Arabaya bindiklerinde Pansy hemen "a! Size söylemeyi unuttum!" Dedi. "Bu pazar günü kocacığım parti düzenliyor! Sizde gelir misiniz? Herşey bedava olacak merak etmeyin. Gelecekseniz isminizi yazalım."

"Geliriz!" Dedi Theo. "Değil mi Draco?"

"Bu hafta sonu mesaiye kalacağım."

"Ama Draco-"

"Ben onu ikna ederim Pansy, sen hiç merak etme. Bu hafta sonu sendeyiz."

Pansy gülümsedi ve evinin şıklığını anlatmaya başladı.

♟️

"Hep mızıkçılık yap zaten Harry. Ne olacak bu hafta sonu olan partiye gelsen?"

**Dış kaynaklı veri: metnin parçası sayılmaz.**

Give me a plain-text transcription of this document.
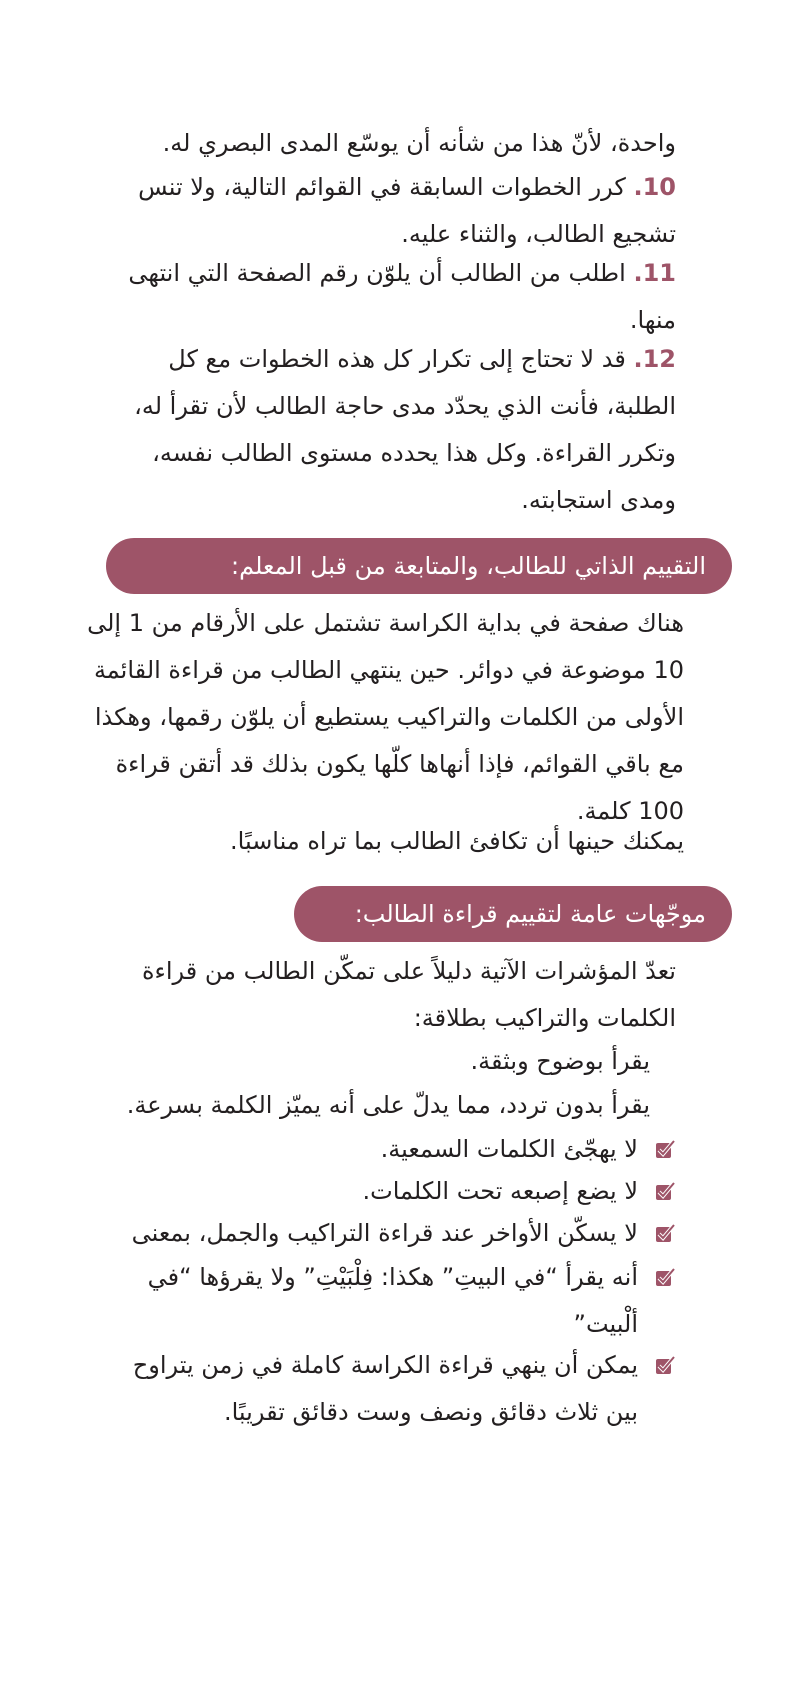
واحدة، لأنّ هذا من شأنه أن يوسّع المدى البصري له.

10. كرر الخطوات السابقة في القوائم التالية، ولا تنس تشجيع الطالب، والثناء عليه.

11. اطلب من الطالب أن يلوّن رقم الصفحة التي انتهى منها.

12. قد لا تحتاج إلى تكرار كل هذه الخطوات مع كل الطلبة، فأنت الذي يحدّد مدى حاجة الطالب لأن تقرأ له، وتكرر القراءة. وكل هذا يحدده مستوى الطالب نفسه، ومدى استجابته.

التقييم الذاتي للطالب، والمتابعة من قبل المعلم:

هناك صفحة في بداية الكراسة تشتمل على الأرقام من 1 إلى 10 موضوعة في دوائر. حين ينتهي الطالب من قراءة القائمة الأولى من الكلمات والتراكيب يستطيع أن يلوّن رقمها، وهكذا مع باقي القوائم، فإذا أنهاها كلّها يكون بذلك قد أتقن قراءة 100 كلمة.

يمكنك حينها أن تكافئ الطالب بما تراه مناسبًا.

موجّهات عامة لتقييم قراءة الطالب:

تعدّ المؤشرات الآتية دليلاً على تمكّن الطالب من قراءة الكلمات والتراكيب بطلاقة:

يقرأ بوضوح وبثقة.
يقرأ بدون تردد، مما يدلّ على أنه يميّز الكلمة بسرعة.
لا يهجّئ الكلمات السمعية.
لا يضع إصبعه تحت الكلمات.
لا يسكّن الأواخر عند قراءة التراكيب والجمل، بمعنى
أنه يقرأ “في البيتِ” هكذا: فِلْبَيْتِ” ولا يقرؤها “في ألْبيت”
يمكن أن ينهي قراءة الكراسة كاملة في زمن يتراوح بين ثلاث دقائق ونصف وست دقائق تقريبًا.
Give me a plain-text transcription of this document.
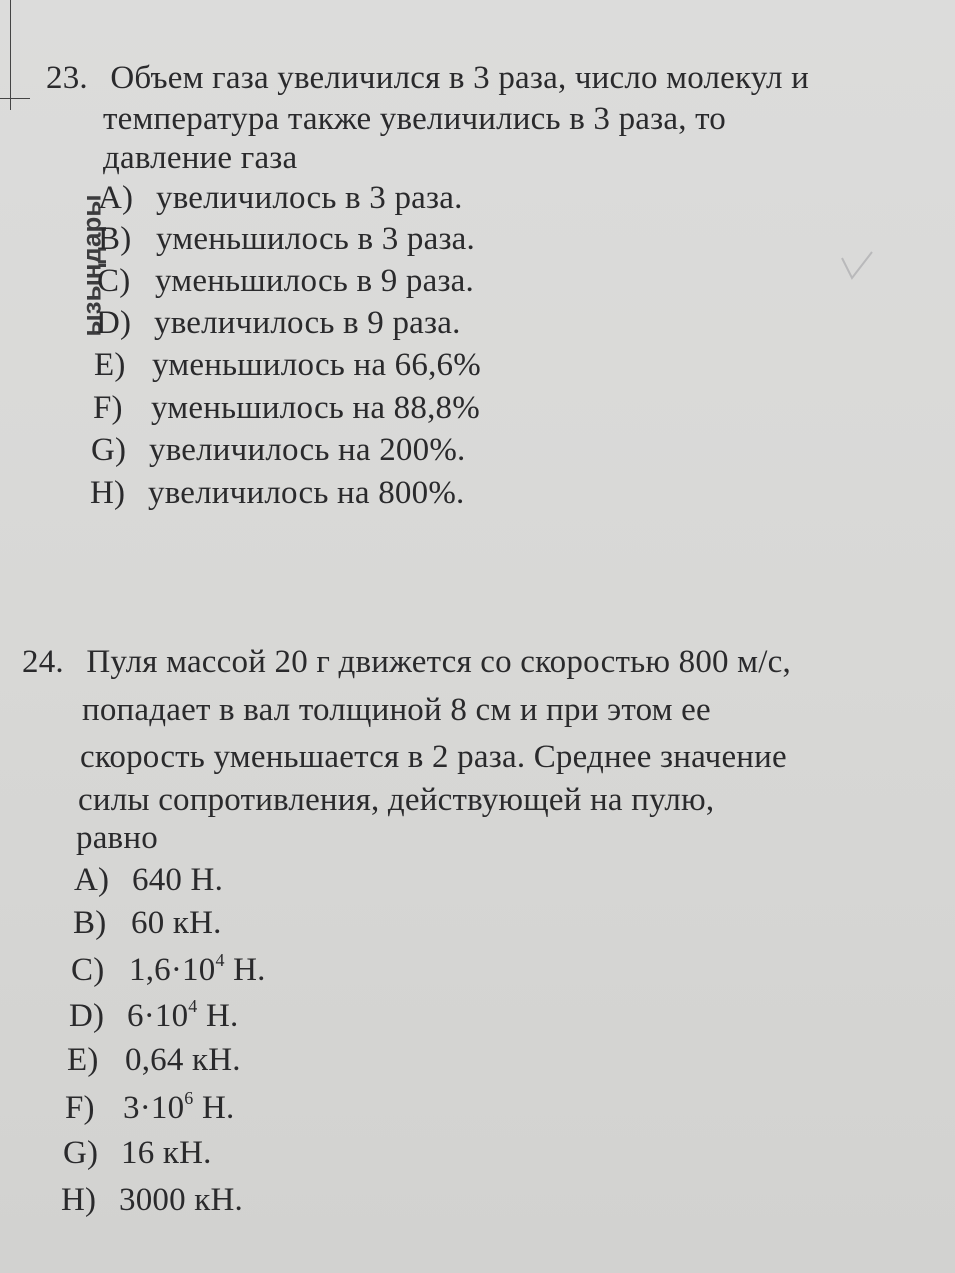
ызыңдары
23. Объем газа увеличился в 3 раза, число молекул и
температура также увеличились в 3 раза, то
давление газа
A) увеличилось в 3 раза.
B) уменьшилось в 3 раза.
C) уменьшилось в 9 раза.
D) увеличилось в 9 раза.
E) уменьшилось на 66,6%
F) уменьшилось на 88,8%
G) увеличилось на 200%.
H) увеличилось на 800%.
24. Пуля массой 20 г движется со скоростью 800 м/с,
попадает в вал толщиной 8 см и при этом ее
скорость уменьшается в 2 раза. Среднее значение
силы сопротивления, действующей на пулю,
равно
A) 640 Н.
B) 60 кН.
C) $1,6\cdot 10^4$ Н.
D) $6\cdot 10^4$ Н.
E) 0,64 кН.
F) $3\cdot 10^6$ Н.
G) 16 кН.
H) 3000 кН.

"İstemiyorum, çalışmam gerekiyor."

"Ron haklı," dedi yanında ki Hermione. "Kendini eve kapatıyorsun ve şirketten de çıkmıyorsun. Öğle yemeğini bile içerde yiyorsun, ne sıkıcı bir hayat!"

"Siz biraz eğlence düşkünüsünüz sadece o kadar. Ben ofisimde de eğlenebilirim."

Ron ve Hermione kahkaha atınca, Harry kırmızı ışıkta durup göz devirdi.

"Dosyalarla mı eğleneceksin?" Diye sordu Hermione.

"Yada işine karışan annenle mi?"

"Yada işini düzgün yapmayan elemanlarla mı?"

"Şikayetçi olan müşterilerle mi?"

"Hadi ama Harry, biraz eğlenmek senin içinde iyi olmaz mı? Hem öyle çok sesli partiye gitmeyeceğiz ki, oliver'ın partisi gayet güzel geçiyor. Sende seviyorsun."

Harry omuz silkti. "Bilmiyorum, bakarız."

"Partinin teması da yok, istediğini giyin diyorlar. İçkilerde bedava, tamam senin için para sorun değil ama bizim için sorun. Bu yüzden bunu da çok beğendik. Oliver baya iyi parti düzenler zaten, hem üçümüz gidersek-"

"A Harry, bu senin eski sevgilin değil mi?"

"Ginny mi?" Diye sordu hermione.

Harry solunda ki arabaya baktı. Ön koltukta siyah küt saçlı bir kız hararetle birşeyler anlatıyordu. Onun arkasında sarışın bir oğlan, başını cama yaslayarak dışarıyı seyrediyordu. Harry kalbinin sertçe atmasıyla, heyecanının dorukta olduğunu hissetti ve yutkundu.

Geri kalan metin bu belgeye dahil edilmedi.